Présentation de l'éditeur
The Oxford Handbook of Local and Regional Democracy in Europe analyses the state of play of democracy at the subnational level in the 27 member states of the EU plus Norway and Switzerland. It places subnational democracy in the context of the distinctive Anglo, the French, the German, and Scandinavian state traditions in Europe asking to what extent these are still relevant today. The Handbook adapts Lijphart's theory of democracy and applies it to the subnational levels in all the country chapters. A key theoretical issue is whether subnational (regional and local) democracy is derived from national democracy or whether it is legitimate in its own right.

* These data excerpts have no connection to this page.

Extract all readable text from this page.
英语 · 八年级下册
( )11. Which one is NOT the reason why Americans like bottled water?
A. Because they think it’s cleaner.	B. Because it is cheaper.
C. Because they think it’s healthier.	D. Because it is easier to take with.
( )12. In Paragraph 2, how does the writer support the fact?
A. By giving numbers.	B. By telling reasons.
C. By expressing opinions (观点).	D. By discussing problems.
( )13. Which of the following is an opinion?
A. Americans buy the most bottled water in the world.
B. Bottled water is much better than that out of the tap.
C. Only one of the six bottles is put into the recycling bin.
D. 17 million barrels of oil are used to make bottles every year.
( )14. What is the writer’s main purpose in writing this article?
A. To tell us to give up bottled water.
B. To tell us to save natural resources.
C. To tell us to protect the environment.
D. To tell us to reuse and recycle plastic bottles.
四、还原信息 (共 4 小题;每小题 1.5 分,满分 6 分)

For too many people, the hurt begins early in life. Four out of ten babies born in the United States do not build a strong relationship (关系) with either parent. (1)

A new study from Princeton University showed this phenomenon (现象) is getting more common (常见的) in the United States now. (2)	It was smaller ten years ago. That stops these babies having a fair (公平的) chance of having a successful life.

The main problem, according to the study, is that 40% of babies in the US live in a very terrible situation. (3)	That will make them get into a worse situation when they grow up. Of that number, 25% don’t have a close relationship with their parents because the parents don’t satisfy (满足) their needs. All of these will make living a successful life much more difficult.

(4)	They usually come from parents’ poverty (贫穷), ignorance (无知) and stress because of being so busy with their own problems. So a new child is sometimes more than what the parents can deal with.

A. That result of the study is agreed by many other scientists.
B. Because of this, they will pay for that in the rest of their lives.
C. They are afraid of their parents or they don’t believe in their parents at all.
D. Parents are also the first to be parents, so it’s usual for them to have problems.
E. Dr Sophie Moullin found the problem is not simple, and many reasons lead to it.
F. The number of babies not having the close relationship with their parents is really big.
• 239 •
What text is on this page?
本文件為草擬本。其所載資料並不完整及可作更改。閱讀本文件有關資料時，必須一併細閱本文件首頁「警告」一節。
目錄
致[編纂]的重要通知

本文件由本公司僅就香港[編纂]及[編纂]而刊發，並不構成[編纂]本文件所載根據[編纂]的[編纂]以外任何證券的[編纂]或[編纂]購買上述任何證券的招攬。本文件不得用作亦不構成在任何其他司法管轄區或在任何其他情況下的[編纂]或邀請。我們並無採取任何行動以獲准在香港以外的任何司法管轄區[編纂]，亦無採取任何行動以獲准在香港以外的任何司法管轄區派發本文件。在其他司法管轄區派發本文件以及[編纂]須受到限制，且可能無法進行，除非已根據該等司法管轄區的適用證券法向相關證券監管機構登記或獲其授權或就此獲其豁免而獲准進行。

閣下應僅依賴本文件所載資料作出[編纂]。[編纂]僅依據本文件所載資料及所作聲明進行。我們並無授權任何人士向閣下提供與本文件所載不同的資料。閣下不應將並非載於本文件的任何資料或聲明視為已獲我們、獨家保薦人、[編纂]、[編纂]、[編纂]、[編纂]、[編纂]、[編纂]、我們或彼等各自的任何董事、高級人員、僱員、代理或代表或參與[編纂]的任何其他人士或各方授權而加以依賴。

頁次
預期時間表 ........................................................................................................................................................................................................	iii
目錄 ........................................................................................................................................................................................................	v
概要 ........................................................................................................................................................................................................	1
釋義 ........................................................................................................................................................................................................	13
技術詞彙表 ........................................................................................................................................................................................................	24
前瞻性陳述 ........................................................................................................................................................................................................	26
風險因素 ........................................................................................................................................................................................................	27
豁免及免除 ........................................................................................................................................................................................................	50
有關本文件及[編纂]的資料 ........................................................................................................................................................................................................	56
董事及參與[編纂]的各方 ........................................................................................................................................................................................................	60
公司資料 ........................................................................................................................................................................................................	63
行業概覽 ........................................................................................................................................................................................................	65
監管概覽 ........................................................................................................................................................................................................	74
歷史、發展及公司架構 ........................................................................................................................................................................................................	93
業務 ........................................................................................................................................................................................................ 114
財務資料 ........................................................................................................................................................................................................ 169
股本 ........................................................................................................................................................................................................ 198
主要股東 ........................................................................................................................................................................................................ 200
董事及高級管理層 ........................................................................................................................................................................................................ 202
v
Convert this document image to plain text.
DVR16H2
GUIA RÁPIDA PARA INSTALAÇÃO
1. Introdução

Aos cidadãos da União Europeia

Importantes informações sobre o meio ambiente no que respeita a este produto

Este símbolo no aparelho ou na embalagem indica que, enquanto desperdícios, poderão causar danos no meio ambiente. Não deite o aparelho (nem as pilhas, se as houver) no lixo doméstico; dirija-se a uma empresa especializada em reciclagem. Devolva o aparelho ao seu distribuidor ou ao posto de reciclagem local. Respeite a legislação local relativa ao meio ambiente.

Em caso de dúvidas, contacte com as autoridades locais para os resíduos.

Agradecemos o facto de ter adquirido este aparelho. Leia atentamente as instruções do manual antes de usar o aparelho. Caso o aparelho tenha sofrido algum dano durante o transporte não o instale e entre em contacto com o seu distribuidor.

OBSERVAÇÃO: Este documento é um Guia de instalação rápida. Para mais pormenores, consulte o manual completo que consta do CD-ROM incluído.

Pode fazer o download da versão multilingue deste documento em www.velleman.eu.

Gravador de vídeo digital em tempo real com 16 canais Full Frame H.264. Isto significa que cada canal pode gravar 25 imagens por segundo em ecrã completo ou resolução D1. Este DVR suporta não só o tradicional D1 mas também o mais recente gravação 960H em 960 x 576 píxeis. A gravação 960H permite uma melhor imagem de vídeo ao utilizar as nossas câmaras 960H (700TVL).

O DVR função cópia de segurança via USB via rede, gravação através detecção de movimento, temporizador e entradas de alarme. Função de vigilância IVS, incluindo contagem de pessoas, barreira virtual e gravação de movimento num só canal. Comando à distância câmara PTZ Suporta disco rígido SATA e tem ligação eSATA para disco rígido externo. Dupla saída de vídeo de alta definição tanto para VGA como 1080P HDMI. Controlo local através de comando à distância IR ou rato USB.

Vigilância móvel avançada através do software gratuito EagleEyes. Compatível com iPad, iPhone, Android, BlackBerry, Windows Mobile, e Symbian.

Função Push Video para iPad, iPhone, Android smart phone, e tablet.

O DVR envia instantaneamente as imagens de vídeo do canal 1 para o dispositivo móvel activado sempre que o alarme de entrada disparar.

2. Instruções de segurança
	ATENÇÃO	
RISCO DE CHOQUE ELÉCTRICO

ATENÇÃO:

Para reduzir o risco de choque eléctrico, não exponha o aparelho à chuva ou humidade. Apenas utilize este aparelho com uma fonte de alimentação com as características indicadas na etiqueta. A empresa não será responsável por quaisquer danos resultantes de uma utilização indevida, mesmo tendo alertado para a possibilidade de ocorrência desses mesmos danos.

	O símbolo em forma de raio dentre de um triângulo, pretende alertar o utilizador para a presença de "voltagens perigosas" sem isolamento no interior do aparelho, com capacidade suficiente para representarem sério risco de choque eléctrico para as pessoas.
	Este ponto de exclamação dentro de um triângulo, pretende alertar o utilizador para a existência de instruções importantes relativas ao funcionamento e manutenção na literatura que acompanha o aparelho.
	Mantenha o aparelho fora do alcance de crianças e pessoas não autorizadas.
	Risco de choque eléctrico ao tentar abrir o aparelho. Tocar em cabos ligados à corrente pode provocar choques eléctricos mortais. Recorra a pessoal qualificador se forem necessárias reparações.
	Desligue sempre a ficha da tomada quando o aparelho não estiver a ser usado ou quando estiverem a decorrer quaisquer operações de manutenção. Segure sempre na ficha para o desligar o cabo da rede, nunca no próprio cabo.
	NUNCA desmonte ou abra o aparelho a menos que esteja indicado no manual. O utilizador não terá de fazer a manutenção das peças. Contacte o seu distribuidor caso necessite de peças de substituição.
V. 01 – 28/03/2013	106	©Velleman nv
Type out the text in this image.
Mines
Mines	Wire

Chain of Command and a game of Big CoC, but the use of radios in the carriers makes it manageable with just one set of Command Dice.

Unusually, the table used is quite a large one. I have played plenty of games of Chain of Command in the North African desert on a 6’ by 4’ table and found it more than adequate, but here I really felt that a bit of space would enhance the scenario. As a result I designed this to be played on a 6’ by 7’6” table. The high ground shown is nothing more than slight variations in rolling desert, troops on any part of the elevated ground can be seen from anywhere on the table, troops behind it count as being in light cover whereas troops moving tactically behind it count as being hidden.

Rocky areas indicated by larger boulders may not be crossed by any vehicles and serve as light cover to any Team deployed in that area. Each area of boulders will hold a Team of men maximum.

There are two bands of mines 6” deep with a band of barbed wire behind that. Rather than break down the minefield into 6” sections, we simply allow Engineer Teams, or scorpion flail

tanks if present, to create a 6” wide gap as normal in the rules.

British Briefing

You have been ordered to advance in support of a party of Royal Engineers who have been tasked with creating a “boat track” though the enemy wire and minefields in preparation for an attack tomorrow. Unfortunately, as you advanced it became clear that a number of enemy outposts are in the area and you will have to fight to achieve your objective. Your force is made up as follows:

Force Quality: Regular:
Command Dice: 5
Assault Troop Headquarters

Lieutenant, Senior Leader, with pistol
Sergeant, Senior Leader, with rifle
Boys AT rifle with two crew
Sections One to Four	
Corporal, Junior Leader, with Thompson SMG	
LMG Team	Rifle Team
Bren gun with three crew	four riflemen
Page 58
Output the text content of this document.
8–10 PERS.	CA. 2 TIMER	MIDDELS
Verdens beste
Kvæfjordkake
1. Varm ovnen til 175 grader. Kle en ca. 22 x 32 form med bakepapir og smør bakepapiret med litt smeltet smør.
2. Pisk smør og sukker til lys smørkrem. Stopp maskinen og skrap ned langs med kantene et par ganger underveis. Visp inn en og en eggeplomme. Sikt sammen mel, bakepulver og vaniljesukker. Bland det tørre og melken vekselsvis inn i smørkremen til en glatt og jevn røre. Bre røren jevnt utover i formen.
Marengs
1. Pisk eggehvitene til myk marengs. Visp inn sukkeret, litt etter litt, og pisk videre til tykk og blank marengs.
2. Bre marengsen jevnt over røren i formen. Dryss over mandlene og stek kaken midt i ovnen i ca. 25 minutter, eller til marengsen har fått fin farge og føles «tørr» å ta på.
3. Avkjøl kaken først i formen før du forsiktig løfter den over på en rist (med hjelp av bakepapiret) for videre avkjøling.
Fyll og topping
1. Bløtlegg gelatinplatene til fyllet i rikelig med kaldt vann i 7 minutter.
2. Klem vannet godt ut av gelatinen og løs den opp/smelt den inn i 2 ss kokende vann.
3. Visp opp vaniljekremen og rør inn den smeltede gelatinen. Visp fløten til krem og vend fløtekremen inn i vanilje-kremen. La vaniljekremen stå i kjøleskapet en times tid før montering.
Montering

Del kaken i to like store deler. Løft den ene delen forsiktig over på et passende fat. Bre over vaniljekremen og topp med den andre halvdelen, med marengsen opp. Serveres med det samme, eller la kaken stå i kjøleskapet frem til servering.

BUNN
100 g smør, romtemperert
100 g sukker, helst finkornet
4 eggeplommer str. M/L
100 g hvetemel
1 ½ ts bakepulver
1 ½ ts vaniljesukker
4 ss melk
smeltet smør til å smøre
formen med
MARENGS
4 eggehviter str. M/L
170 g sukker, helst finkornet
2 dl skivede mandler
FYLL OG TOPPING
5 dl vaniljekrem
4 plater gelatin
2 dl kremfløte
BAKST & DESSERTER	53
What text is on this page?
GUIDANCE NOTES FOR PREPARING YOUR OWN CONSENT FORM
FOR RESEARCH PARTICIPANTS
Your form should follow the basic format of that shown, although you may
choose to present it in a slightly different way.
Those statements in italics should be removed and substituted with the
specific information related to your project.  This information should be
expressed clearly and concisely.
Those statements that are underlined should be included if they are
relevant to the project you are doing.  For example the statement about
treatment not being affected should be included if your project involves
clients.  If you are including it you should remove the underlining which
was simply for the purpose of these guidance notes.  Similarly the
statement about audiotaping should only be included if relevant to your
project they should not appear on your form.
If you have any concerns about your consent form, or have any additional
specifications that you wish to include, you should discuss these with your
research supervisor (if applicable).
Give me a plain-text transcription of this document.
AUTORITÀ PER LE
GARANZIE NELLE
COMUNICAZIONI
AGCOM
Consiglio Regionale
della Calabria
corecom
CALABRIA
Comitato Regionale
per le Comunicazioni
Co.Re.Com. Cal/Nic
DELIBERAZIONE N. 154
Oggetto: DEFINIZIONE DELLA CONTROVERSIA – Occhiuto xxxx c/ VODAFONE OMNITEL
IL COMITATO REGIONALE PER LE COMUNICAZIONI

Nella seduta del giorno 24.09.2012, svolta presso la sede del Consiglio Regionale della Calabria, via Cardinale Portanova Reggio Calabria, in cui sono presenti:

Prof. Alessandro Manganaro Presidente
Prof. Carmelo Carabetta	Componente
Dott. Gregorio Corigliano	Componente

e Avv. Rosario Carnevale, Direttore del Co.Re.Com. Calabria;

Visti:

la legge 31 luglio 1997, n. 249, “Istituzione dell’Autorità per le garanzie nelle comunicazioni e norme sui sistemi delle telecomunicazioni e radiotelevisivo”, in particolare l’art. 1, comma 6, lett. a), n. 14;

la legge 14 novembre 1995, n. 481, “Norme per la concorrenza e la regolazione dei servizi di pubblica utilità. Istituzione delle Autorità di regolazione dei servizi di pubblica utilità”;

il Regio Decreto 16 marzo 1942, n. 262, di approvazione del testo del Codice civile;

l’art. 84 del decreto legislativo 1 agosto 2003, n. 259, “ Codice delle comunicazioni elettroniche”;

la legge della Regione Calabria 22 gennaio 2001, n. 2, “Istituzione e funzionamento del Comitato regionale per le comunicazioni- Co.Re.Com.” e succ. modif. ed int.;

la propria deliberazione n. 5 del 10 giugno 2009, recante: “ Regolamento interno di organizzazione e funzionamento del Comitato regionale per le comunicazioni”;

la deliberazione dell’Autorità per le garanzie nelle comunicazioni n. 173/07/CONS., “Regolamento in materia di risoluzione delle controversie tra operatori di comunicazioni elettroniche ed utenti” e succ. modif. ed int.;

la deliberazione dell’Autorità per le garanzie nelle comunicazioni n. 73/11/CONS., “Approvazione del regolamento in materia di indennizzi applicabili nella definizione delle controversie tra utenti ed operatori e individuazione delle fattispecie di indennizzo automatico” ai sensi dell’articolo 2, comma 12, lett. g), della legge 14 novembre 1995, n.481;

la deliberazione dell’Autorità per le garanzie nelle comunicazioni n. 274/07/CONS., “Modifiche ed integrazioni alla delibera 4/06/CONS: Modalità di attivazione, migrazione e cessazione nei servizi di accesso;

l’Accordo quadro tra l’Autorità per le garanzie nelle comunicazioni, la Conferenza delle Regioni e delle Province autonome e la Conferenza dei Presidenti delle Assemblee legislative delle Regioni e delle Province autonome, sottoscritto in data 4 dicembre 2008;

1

Besides these theoretical concerns it focuses on the practice of democracy: the roles of political parties and interest groups and also how subnational political institutions relate to the ordinary citizen. This can take the form of local referendums or other mechanisms of participation. The Handbook reveals a wide variety of practices across Europe in this regard. Local financial systems also reveal a great variety. Finally, each chapter examines the challenges facing subnational democracy but also the opportunities available to them to enhance their democratic systems. Among the challenges identified are: Europeanization, globalization, but also citizens disaffection and switch-off from politics. Some countries have confronted these challenges more successfully than others but all countries face them. An important aspect of the Handbook is the inclusion of all the countries of East and Central Europe plus Cyprus and Malta, who joined the EU in 2004 and 2007. This is the first time they have been examined alongside the countries of Western Europe from the angle of subnational democracy.
Biographie de l'auteur
John Loughlin is author and editor of over twenty books and numerous articles and book chapters on European territorial governance. He is an expert of the Council of Europe's Committee of Independent Experts on Regional and Local Democracy and chaired the Advisory Committee of Experts on Effective Decentralization of UN-Habitat. He has acted as advisor on territorial governance to the European Union, the UK government and other agencies. In 2009 he was invited by the French Senate to contribute to its reflections on reform of French subnational government. He is Professor of European Politics at Cardiff University. He also holds Visiting positions at Oxford, Cambridge, Umeå University, and the Institut d'Etudes Politiques Aix-en-Provence as well as numerous other appointments. Frank Hendriks deals with cross-border comparison of policies and governance systems, including the comparative analysis of democratic and decisionmaking models at the national and the subnational level. He has conducted extensive research, partly commissioned by public bodies, on governance and democracy at the local, regional, national, and European level. He is member of various (international) research networks and editorial boards. He has published in international journals such as Public Administration; Democratization; International Journal of Public Administration; Innovation; Local Government Studies; Administrative Theory and Praxis; GeoJournal; Dutch Crossing; Verwaltungsarchiv; Journal of Crises and Contingencies, International Review of Administrative Sciences. He is Professor of Comparative Governance at Tilburg University, the Netherlands. Anders Lidström's research focuses on local politics and government, comparative politics, and education policy. This includes studies of local democracy and self-government, both within Sweden and in a comparative perspective. Current research includes comparative studies of local government systems, and studies of democracy and political participation in city-regions. He has also carried out research on education policy, with a particular focus on how this is shaped at the local level. He is Professor of Politics, University of Umeå, Sweden.